O movimento slow food
surgiu no final dos 1980, em
vilarejos elegantes do norte
da Itália. Terra de trufas,
grandes vinhos e vegetais,
bois e queijos de primeiríssima, massas com ovos etc.
Slow food é uma óbvia ironia para fast food: prega uma
vida sem pressa, a começar
pela mesa. Tornou-se um
grupo internacional de defesa da "educação do gosto",
da pequena agricultura, sua
diversidade de produtos, de
culturas orgânicas e do "comércio justo".

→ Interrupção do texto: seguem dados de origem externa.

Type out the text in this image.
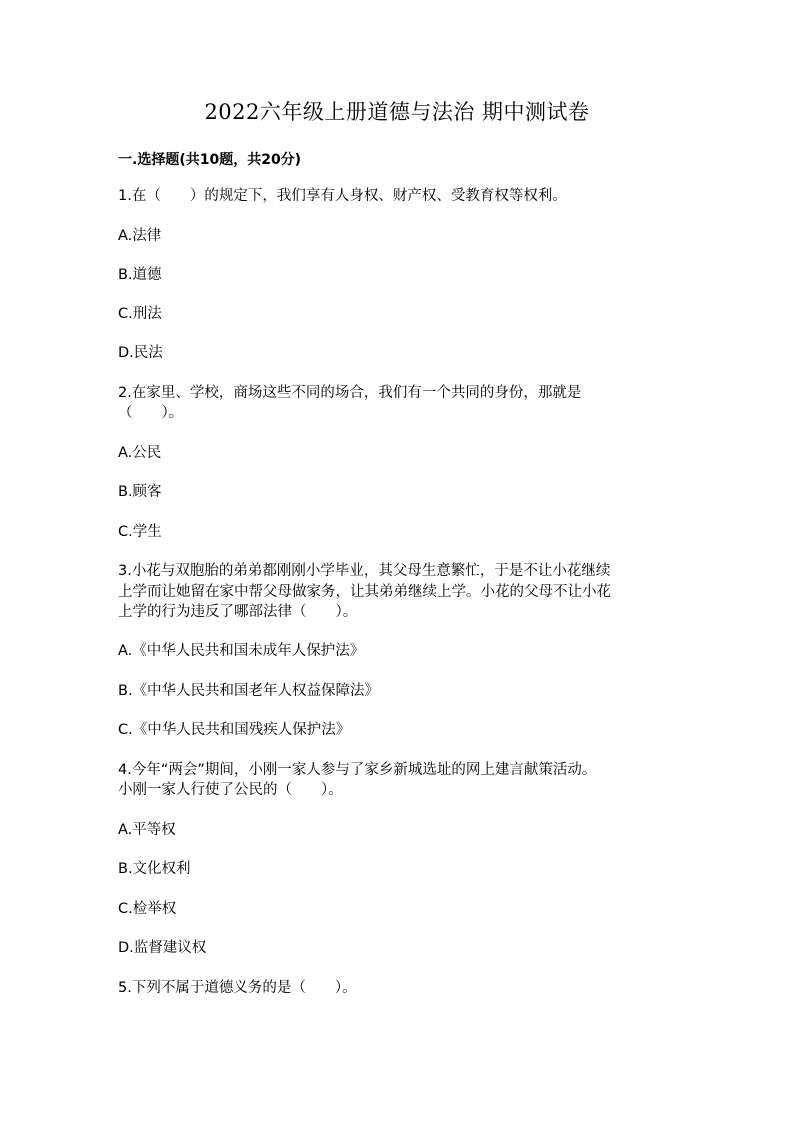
2022六年级上册道德与法治 期中测试卷
一.选择题(共10题，共20分)
1.在（　　）的规定下，我们享有人身权、财产权、受教育权等权利。
A.法律
B.道德
C.刑法
D.民法
2.在家里、学校，商场这些不同的场合，我们有一个共同的身份，那就是
（　　）。
A.公民
B.顾客
C.学生
3.小花与双胞胎的弟弟都刚刚小学毕业，其父母生意繁忙，于是不让小花继续
上学而让她留在家中帮父母做家务，让其弟弟继续上学。小花的父母不让小花
上学的行为违反了哪部法律（　　）。
A.《中华人民共和国未成年人保护法》
B.《中华人民共和国老年人权益保障法》
C.《中华人民共和国残疾人保护法》
4.今年“两会”期间，小刚一家人参与了家乡新城选址的网上建言献策活动。
小刚一家人行使了公民的（　　）。
A.平等权
B.文化权利
C.检举权
D.监督建议权
5.下列不属于道德义务的是（　　）。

É um movimento antiglobalização, contra hábitos e
comidas padronizados, industrializados, "multidões".
Surge num momento em
que voltam a se reafirmar
identidades locais europeias
e a defesa de patrimônios
"imateriais".
Mas os "jardins da Europa" não são para todo mundo. A agricultura e as pequenas cidades sobrevivem com
subsídios do governo.
A tradição do pequeno
produtor artesão não é "milenar", mas surgiu com reformas agrárias. Dependeu
de uma classe média antiga,
que sabia pagar cozinheiros
para aproveitar os produtos
da terra e exigir seu aperfeiçoamento.
A maior parte do mundo
depende da agroindústria
para ter o que comer,
se come.
Mas até na Europa, dada a
concorrência de "emergentes" e asiáticos, slow food é
privilégio, que mal resiste à
globalização econômica e
cultural. Parisienses e romanos almoçam "paninis" na
rua, como se comem pizzas
ou saladas plastificadas nas
escadas de Wall Street.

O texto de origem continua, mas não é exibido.